Looking at textual documents, one distinction we can make is transparency within documents and transparency between documents. Within documents, data can be made more accessible by for instance facilitating search. Between documents, data can be compared and linked to other, new data sources.
These are both made possible by the text analysis, where each document is summarised by its most relevant terms and the detection of named entities therein.
Before the data is processed, it is good to look at the "openness" of the data. The two data sets differ in the way they are available, and in the level at which the analysis is consolidated.
The written questions are available from roughly 2010. They contain questions and answers from the overall municipality council.
Proceedings of the government are digitally published since 1995. They contain a (slightly redacted) transcript of the oral questions and discussions in the Lower House and Senate.
Before the data is used in applications, it is processed through several steps.
Documents are published in many forms. For the Amsterdam municipality data, the officially published PDF files are downloaded.
Many documents are easy to read and understand for people, but not so much for computer tools. The textual content of the (visually oriented) PDF documents is extract and stored separately.
Known implicit structure can be made explicit. XML is a useful structured data format that is used to this end. The second data set of governmental proceedings is already available as XML and downloaded as such.
The text in the document is analysed word by word by software. Words and phrases are converted to lemmas, Named Entities (typically proper nouns) are detected, and distinctive terms (relative to other documents) are determined.
Known terms and named entities are annotated with links to Wikipedia. In the proceedings, known politicians (and parties) are explicitly identified as unique people.
The structured, annotated data is made accessible online, through search interfaces, document viewers and aggregate charts.
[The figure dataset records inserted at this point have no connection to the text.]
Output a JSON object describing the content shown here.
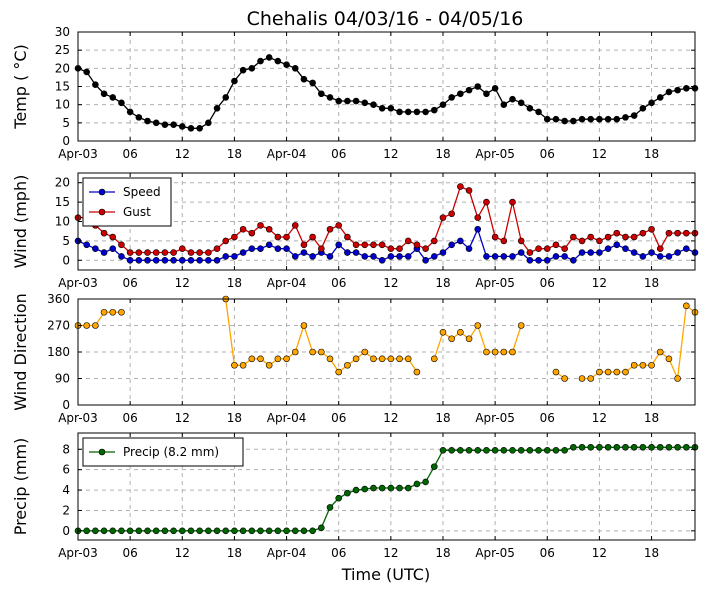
{
  "title": "Chehalis 04/03/16 - 04/05/16",
  "xlabel": "Time (UTC)",
  "x_ticks": [
    "Apr-03",
    "06",
    "12",
    "18",
    "Apr-04",
    "06",
    "12",
    "18",
    "Apr-05",
    "06",
    "12",
    "18"
  ],
  "x_tick_hours": [
    0,
    6,
    12,
    18,
    24,
    30,
    36,
    42,
    48,
    54,
    60,
    66
  ],
  "x_range_hours": [
    0,
    71
  ],
  "chart_data": [
    {
      "type": "line",
      "id": "temp",
      "ylabel": "Temp ( °C)",
      "ylim": [
        0,
        30
      ],
      "y_ticks": [
        0,
        5,
        10,
        15,
        20,
        25,
        30
      ],
      "grid": true,
      "x_unit": "hours since Apr-03 00 UTC",
      "series": [
        {
          "color": "#000000",
          "x": [
            0,
            1,
            2,
            3,
            4,
            5,
            6,
            7,
            8,
            9,
            10,
            11,
            12,
            13,
            14,
            15,
            16,
            17,
            18,
            19,
            20,
            21,
            22,
            23,
            24,
            25,
            26,
            27,
            28,
            29,
            30,
            31,
            32,
            33,
            34,
            35,
            36,
            37,
            38,
            39,
            40,
            41,
            42,
            43,
            44,
            45,
            46,
            47,
            48,
            49,
            50,
            51,
            52,
            53,
            54,
            55,
            56,
            57,
            58,
            59,
            60,
            61,
            62,
            63,
            64,
            65,
            66,
            67,
            68,
            69,
            70,
            71
          ],
          "values": [
            20,
            19,
            15.5,
            13,
            12,
            10.5,
            8,
            6.5,
            5.5,
            5,
            4.5,
            4.5,
            4,
            3.5,
            3.5,
            5,
            9,
            12,
            16.5,
            19.5,
            20,
            22,
            23,
            22,
            21,
            20,
            17,
            16,
            13,
            12,
            11,
            11,
            11,
            10.5,
            10,
            9,
            9,
            8,
            8,
            8,
            8,
            8.5,
            10,
            12,
            13,
            14,
            15,
            13,
            14.5,
            10,
            11.5,
            10.5,
            9,
            8,
            6,
            6,
            5.5,
            5.5,
            6,
            6,
            6,
            6,
            6,
            6.5,
            7,
            9,
            10.5,
            12,
            13.5,
            14,
            14.5,
            14.5
          ]
        }
      ]
    },
    {
      "type": "line",
      "id": "wind",
      "ylabel": "Wind (mph)",
      "ylim": [
        -2.5,
        22.5
      ],
      "y_ticks": [
        0,
        5,
        10,
        15,
        20
      ],
      "grid": true,
      "legend_position": "top-left",
      "x_unit": "hours since Apr-03 00 UTC",
      "series": [
        {
          "name": "Speed",
          "color": "#0000cc",
          "x": [
            0,
            1,
            2,
            3,
            4,
            5,
            6,
            7,
            8,
            9,
            10,
            11,
            12,
            13,
            14,
            15,
            16,
            17,
            18,
            19,
            20,
            21,
            22,
            23,
            24,
            25,
            26,
            27,
            28,
            29,
            30,
            31,
            32,
            33,
            34,
            35,
            36,
            37,
            38,
            39,
            40,
            41,
            42,
            43,
            44,
            45,
            46,
            47,
            48,
            49,
            50,
            51,
            52,
            53,
            54,
            55,
            56,
            57,
            58,
            59,
            60,
            61,
            62,
            63,
            64,
            65,
            66,
            67,
            68,
            69,
            70,
            71
          ],
          "values": [
            5,
            4,
            3,
            2,
            3,
            1,
            0,
            0,
            0,
            0,
            0,
            0,
            0,
            0,
            0,
            0,
            0,
            1,
            1,
            2,
            3,
            3,
            4,
            3,
            3,
            1,
            2,
            1,
            2,
            1,
            4,
            2,
            2,
            1,
            1,
            0,
            1,
            1,
            1,
            3,
            0,
            1,
            2,
            4,
            5,
            3,
            8,
            1,
            1,
            1,
            1,
            2,
            0,
            0,
            0,
            1,
            1,
            0,
            2,
            2,
            2,
            3,
            4,
            3,
            2,
            1,
            2,
            1,
            1,
            2,
            3,
            2
          ]
        },
        {
          "name": "Gust",
          "color": "#cc0000",
          "x": [
            0,
            1,
            2,
            3,
            4,
            5,
            6,
            7,
            8,
            9,
            10,
            11,
            12,
            13,
            14,
            15,
            16,
            17,
            18,
            19,
            20,
            21,
            22,
            23,
            24,
            25,
            26,
            27,
            28,
            29,
            30,
            31,
            32,
            33,
            34,
            35,
            36,
            37,
            38,
            39,
            40,
            41,
            42,
            43,
            44,
            45,
            46,
            47,
            48,
            49,
            50,
            51,
            52,
            53,
            54,
            55,
            56,
            57,
            58,
            59,
            60,
            61,
            62,
            63,
            64,
            65,
            66,
            67,
            68,
            69,
            70,
            71
          ],
          "values": [
            11,
            11,
            9,
            7,
            6,
            4,
            2,
            2,
            2,
            2,
            2,
            2,
            3,
            2,
            2,
            2,
            3,
            5,
            6,
            8,
            7,
            9,
            8,
            6,
            6,
            9,
            4,
            6,
            3,
            8,
            9,
            6,
            4,
            4,
            4,
            4,
            3,
            3,
            5,
            4,
            3,
            5,
            11,
            12,
            19,
            18,
            11,
            15,
            6,
            5,
            15,
            5,
            2,
            3,
            3,
            4,
            3,
            6,
            5,
            6,
            5,
            6,
            7,
            6,
            6,
            7,
            8,
            3,
            7,
            7,
            7,
            7
          ]
        }
      ]
    },
    {
      "type": "scatter",
      "id": "direction",
      "ylabel": "Wind Direction",
      "ylim": [
        0,
        360
      ],
      "y_ticks": [
        0,
        90,
        180,
        270,
        360
      ],
      "grid": true,
      "x_unit": "hours since Apr-03 00 UTC",
      "series": [
        {
          "color": "#ffa500",
          "segments": [
            {
              "x": [
                0,
                1,
                2,
                3,
                4,
                5
              ],
              "values": [
                270,
                270,
                270,
                315,
                315,
                315
              ]
            },
            {
              "x": [
                17,
                18,
                19,
                20,
                21,
                22,
                23,
                24,
                25,
                26,
                27,
                28,
                29,
                30,
                31,
                32,
                33,
                34,
                35,
                36,
                37,
                38,
                39
              ],
              "values": [
                360,
                135,
                135,
                157,
                157,
                135,
                157,
                157,
                180,
                270,
                180,
                180,
                157,
                112,
                135,
                157,
                180,
                157,
                157,
                157,
                157,
                157,
                112
              ]
            },
            {
              "x": [
                41,
                42,
                43,
                44,
                45,
                46,
                47,
                48,
                49,
                50,
                51
              ],
              "values": [
                157,
                247,
                225,
                247,
                225,
                270,
                180,
                180,
                180,
                180,
                270
              ]
            },
            {
              "x": [
                55,
                56
              ],
              "values": [
                112,
                90
              ]
            },
            {
              "x": [
                58,
                59,
                60,
                61,
                62,
                63,
                64,
                65,
                66,
                67,
                68,
                69,
                70,
                71
              ],
              "values": [
                90,
                90,
                112,
                112,
                112,
                112,
                135,
                135,
                135,
                180,
                157,
                90,
                337,
                315
              ]
            }
          ]
        }
      ]
    },
    {
      "type": "line",
      "id": "precip",
      "ylabel": "Precip (mm)",
      "ylim": [
        -0.9,
        9.6
      ],
      "y_ticks": [
        0,
        2,
        4,
        6,
        8
      ],
      "grid": true,
      "legend_position": "top-left",
      "x_unit": "hours since Apr-03 00 UTC",
      "series": [
        {
          "name": "Precip (8.2 mm)",
          "color": "#006400",
          "x": [
            0,
            1,
            2,
            3,
            4,
            5,
            6,
            7,
            8,
            9,
            10,
            11,
            12,
            13,
            14,
            15,
            16,
            17,
            18,
            19,
            20,
            21,
            22,
            23,
            24,
            25,
            26,
            27,
            28,
            29,
            30,
            31,
            32,
            33,
            34,
            35,
            36,
            37,
            38,
            39,
            40,
            41,
            42,
            43,
            44,
            45,
            46,
            47,
            48,
            49,
            50,
            51,
            52,
            53,
            54,
            55,
            56,
            57,
            58,
            59,
            60,
            61,
            62,
            63,
            64,
            65,
            66,
            67,
            68,
            69,
            70,
            71
          ],
          "values": [
            0,
            0,
            0,
            0,
            0,
            0,
            0,
            0,
            0,
            0,
            0,
            0,
            0,
            0,
            0,
            0,
            0,
            0,
            0,
            0,
            0,
            0,
            0,
            0,
            0,
            0,
            0,
            0,
            0.3,
            2.3,
            3.2,
            3.7,
            4.0,
            4.1,
            4.2,
            4.2,
            4.2,
            4.2,
            4.2,
            4.6,
            4.8,
            6.3,
            7.9,
            7.9,
            7.9,
            7.9,
            7.9,
            7.9,
            7.9,
            7.9,
            7.9,
            7.9,
            7.9,
            7.9,
            7.9,
            7.9,
            7.9,
            8.2,
            8.2,
            8.2,
            8.2,
            8.2,
            8.2,
            8.2,
            8.2,
            8.2,
            8.2,
            8.2,
            8.2,
            8.2,
            8.2,
            8.2
          ]
        }
      ]
    }
  ]
}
Here we present five tools that were implemented using the data sets. They are examples of many other possible tools, that range from data exploration to fact checking.
Most of the tools can be accessed through ode-tools.
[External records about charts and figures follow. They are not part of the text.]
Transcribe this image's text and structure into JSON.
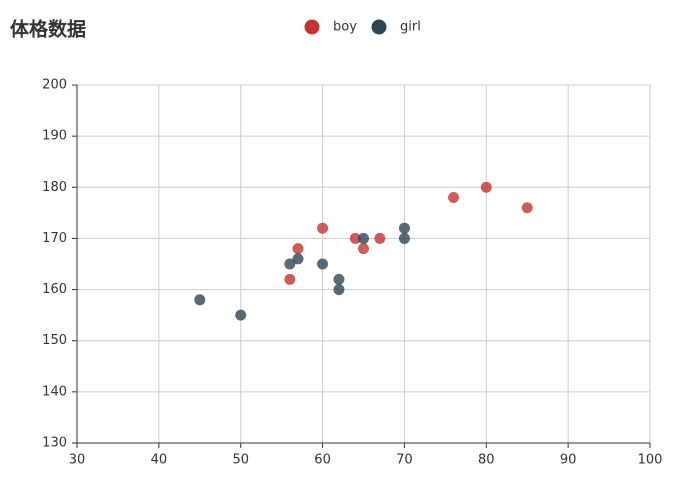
{
  "chart_data": {
    "type": "scatter",
    "title": "体格数据",
    "series": [
      {
        "name": "boy",
        "color": "#c23531",
        "x": [
          56,
          57,
          60,
          64,
          65,
          67,
          76,
          80,
          85
        ],
        "values": [
          162,
          168,
          172,
          170,
          168,
          170,
          178,
          180,
          176
        ]
      },
      {
        "name": "girl",
        "color": "#2f4554",
        "x": [
          45,
          50,
          56,
          57,
          60,
          62,
          62,
          65,
          70,
          70
        ],
        "values": [
          158,
          155,
          165,
          166,
          165,
          162,
          160,
          170,
          172,
          170
        ]
      }
    ],
    "xlim": [
      30,
      100
    ],
    "xticks": [
      30,
      40,
      50,
      60,
      70,
      80,
      90,
      100
    ],
    "ylim": [
      130,
      200
    ],
    "yticks": [
      130,
      140,
      150,
      160,
      170,
      180,
      190,
      200
    ],
    "grid": true
  }
}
With the documents and analyses available, a first application is to visualise a summary of each document. A popular method for such visualisations is a wordcloud. The terms shown here are from a document about local amateur football club AFC. Each term is lemmatised, and only verbs, nouns and adjectives are included. The sizes signify how representative the word is for this document (compared to the other documents in the municipality data set).
Summaries can go further than standard wordclouds. Our document viewer for instance also lists entities, ordered by count, with an internal link to the first occurrence. The summary can thus serve as a document index on subjects.
After documents are made available as open data, a good next step is to facilitate search within those documents. Most search engines will show documents with a short text snippet where the query term was found. The relevance of a document might not be directly clear from just a snippet.
The document summaries can be used to create a short indicator of the topic of a document. In the search results shown here, several roles of Amsterdam Schiphol Airport can be distinguished, such as an employment provider, a country border, or a destination within bird colonies.
The more structured governmental proceedings can sometimes be quite long, even for a single topic. When reading through such documents, it can be useful both to have a quick overview of the current subject, and find related information online.
The example shown displays a single paragraph of text, with the detected named entities listed explicitly below. Each entity links to Wikipedia for background information.
Larger data sets, spanning a more significant length of time, are by often well suited for chronological time line visualisations. One example shown here is a plot of an entity (Libya) from 2001-2012. A significant spike is visible at the beginning of 2011, when an important event took place that was widely discussed internationally.
Time lines can be deceptive and require interpretation to have meaning. They are an interesting possibility for exploration however. The chart tool allows a direct link a search for documents, containing the given entity within the specific time range. It is easy to imagine a new combined tool that shows for instance a summary of a set of documents for a given time period.
The last application combines several different annotations and an external data source, for an automated news query.
When questions are asked in the Lower House during a “question hour”, related news articles are often published by newspapers. An external institute, The European Media Monitor, collects news articles and has these available for querying.
From the structured proceedings data, we know several things. First, the questions are present in the document as text elements attributed to the specific person asking the question. Second, the date of the the meeting determines when news articles are likely published. Finally, the document summary describes the likely topic of the news articles.
The information is combined to create a query to the EMM service. In words, the queried news articles must contain at least the name of the speaker who asked the question, should be published around the date of the meeting, and should contain at least one of the top ten distinctive terms. The returned set of news articles is further then analysed to collapse similar articles.